Sobre as hipocrisias do MPLA em nada mais surpreendem, logo, a surpresa direcciona-se àquela que se julga representante leal do povo, a UNITA, que muito cobra de quem está no poder sem a si mesma se cobrar quando se imiscui em maus lençóis. Daí que, para Francisco Dengue, professor e escritor, os políticos do Galo Negro e os do partido dos camaradas são farinha do mesmo saco.
Por Domingos Miúdo
O desabafo surge em função das informações que tratam sobre a aquisição de viaturas luxuosas e caríssimas para os deputados, divulgadas na primeira semana de Janeiro de 2024.
O pronunciamento da UNITA, que diz ser uma situação recorrente e normal, engraçou Francisco Dengue. Para o escritor, uma negação do Galo Negro a este luxo seria um acto solidário com o sofrimento do povo, sobretudo se obrigasse a converter os milhares de Kwanzas investidos em outras acções mais emergentes e que afectam a população. “Claro que dizem ser de lei receber tal bens, mas eles podem tomar uma posição contrária, só que infelizmente, são todos gananciosos iguais aos políticos do MPLA”, salientou.
Ciente de que se trata de uma lei intrínseca à Assembleia Nacional conferida aos deputados o direito ao usufruto de uma viatura protocolar e outra de uso pessoal no decurso do mandato, Samuel Francisco, estudante finalista de Direito, disse ser uma medida desajustada e desumana sobretudo, uma vez que o Estado angolano alega estar em crise financeira e os deputados, máximos e legítimos representantes do povo, nada fazem para impedir, contestar ou repudiar a referida medida.
“Sinceramente, esse é mais um daqueles casos similar aos do passado que vêm certamente nos mostrar, que a governação política e administrativa do Estado angolano é de interesse ou fins particulares e não colectivos como vê acusado em sentido formal”, lamentou.
António Branda, operador logístico, declarou ao Folha 8 que se trata de um círculo narcótico em que o dinheiro do país é a droga num contexto em que somente eles são os consumidores.
“Na qualidade de defensores do povo teriam de estar na posição de abstinência. Só isso, mostra-me que cada um ali está a favor dos interesses próprios e da sua família e não do povo”, rematou.
Para o economista, António Gomes, os carros da legislatura passada ainda dariam para este ano, em vez de se “esbanjar o dinheiro enquanto o país afunda”.
Em “contra-ofensiva”, o Grupo Parlamentar UNITA (GPU) atirou-se contra aquilo que chama de “desinformação” e “especulações”, que “visam unicamente desviar a atenção dos angolanos das questões relevantes de interesse nacional”.

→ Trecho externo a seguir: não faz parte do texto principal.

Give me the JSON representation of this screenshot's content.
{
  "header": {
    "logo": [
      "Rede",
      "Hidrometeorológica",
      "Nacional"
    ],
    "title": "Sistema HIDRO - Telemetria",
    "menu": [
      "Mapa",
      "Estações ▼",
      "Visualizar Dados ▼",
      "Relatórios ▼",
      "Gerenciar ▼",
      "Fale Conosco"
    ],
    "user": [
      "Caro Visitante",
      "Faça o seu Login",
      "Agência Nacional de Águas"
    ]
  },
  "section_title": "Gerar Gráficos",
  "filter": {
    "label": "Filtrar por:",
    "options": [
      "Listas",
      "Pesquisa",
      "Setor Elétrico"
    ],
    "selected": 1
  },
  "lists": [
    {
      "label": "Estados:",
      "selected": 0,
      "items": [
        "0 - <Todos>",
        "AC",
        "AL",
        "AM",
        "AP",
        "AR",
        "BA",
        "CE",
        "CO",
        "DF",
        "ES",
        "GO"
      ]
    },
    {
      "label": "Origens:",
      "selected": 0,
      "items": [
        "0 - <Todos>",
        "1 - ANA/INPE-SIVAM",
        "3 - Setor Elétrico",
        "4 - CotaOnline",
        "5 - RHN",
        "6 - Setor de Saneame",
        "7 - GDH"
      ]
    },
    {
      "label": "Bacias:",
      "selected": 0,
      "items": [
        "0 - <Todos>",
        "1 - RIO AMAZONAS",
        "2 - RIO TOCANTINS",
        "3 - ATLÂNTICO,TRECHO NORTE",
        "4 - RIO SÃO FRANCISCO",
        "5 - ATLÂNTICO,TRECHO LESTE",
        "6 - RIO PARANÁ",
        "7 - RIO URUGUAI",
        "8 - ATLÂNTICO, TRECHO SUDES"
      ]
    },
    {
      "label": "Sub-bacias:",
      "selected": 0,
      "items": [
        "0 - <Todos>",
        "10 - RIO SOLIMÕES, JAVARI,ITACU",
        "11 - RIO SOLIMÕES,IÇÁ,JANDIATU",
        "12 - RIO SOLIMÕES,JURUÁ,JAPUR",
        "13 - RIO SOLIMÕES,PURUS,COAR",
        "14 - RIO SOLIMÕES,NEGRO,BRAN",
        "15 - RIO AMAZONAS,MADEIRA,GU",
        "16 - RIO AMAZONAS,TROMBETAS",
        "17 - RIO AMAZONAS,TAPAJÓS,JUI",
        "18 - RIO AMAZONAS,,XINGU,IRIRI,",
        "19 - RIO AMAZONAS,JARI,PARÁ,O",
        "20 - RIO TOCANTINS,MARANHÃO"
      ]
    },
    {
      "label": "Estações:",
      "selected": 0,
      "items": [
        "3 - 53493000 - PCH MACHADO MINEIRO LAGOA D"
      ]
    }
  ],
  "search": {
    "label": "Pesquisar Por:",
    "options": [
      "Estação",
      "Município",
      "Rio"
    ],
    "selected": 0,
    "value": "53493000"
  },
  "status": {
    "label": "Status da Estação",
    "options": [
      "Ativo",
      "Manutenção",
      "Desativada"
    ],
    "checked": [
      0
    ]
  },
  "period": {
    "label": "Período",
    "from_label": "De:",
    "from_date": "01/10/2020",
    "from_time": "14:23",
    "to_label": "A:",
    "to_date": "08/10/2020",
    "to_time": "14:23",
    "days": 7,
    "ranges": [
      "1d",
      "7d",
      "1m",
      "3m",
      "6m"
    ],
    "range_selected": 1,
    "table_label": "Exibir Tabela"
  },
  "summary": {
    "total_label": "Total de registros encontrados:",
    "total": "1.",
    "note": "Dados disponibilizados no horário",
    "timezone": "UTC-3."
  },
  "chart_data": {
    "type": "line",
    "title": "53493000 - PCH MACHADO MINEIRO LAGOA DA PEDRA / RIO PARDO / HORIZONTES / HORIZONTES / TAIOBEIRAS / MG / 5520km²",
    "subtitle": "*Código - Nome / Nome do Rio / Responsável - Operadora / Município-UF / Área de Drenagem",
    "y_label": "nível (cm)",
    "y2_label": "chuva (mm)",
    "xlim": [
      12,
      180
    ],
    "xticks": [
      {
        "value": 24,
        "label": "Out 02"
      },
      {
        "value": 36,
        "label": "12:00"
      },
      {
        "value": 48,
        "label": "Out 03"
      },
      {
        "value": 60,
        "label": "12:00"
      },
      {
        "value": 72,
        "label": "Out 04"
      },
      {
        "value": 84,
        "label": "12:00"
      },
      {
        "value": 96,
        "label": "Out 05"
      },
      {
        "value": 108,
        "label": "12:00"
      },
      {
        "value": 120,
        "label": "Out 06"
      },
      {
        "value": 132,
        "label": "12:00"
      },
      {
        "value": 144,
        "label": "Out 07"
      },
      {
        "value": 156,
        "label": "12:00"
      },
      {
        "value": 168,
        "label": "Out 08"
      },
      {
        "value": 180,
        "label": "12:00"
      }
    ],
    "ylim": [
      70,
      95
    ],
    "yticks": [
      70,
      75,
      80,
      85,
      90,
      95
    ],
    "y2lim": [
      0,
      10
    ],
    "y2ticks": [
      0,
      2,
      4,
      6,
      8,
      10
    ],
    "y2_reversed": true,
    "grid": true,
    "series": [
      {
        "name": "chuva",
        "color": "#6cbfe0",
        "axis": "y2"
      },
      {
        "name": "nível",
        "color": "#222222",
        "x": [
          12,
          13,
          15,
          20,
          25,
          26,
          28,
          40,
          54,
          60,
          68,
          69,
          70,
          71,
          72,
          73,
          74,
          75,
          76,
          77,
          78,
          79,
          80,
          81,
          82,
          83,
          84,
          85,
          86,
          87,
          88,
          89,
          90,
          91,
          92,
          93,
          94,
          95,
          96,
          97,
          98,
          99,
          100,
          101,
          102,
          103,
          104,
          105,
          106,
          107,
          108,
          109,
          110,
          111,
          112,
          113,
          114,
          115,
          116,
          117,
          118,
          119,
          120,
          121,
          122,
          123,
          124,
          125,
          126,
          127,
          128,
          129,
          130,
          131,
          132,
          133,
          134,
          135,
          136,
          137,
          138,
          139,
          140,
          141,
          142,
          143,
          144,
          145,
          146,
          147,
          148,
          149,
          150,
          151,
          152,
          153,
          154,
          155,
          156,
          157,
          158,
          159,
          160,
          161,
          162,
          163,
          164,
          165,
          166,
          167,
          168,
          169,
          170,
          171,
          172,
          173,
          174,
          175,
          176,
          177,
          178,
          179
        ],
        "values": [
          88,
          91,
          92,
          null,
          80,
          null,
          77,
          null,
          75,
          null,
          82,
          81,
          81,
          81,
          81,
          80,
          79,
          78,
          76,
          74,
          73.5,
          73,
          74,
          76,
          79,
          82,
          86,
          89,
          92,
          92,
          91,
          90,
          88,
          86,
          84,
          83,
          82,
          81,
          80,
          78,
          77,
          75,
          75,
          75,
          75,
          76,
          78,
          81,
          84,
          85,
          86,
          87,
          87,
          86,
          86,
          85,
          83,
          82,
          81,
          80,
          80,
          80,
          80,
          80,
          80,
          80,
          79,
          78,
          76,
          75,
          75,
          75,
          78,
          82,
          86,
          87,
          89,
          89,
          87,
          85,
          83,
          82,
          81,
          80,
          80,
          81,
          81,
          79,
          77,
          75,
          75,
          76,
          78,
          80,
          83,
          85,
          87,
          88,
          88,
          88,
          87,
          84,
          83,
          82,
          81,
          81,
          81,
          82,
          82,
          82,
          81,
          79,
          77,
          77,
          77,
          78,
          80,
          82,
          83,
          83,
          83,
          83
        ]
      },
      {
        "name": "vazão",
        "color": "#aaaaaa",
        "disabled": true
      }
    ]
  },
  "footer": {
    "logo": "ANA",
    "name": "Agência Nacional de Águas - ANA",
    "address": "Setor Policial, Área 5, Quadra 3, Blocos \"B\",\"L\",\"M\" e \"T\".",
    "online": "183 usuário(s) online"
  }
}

Na lista destes assuntos, a UNITA incluiu aquilo que classifica como “atentados graves à Constituição perpetrados pelo Presidente da República, a insustentabilidade da Dívida Pública e a corrupção, assim como anular as fortes críticas que o público em geral estava a dirigir ao Sr. Presidente da República pelo escândalo das férias nas Ilhas Seychelles, em desconformidade com a realidade da pobreza e de um Orçamento Geral do Estado deficitário”.
O maior partido na oposição sugeriu que as informações sobre o processo de aquisição e distribuição das viaturas deveriam ser solicitadas ao Conselho de Administração da Assembleia Nacional, que, segundo a UNITA, procedeu à entrega das viaturas na primeira semana de Dezembro de 2023.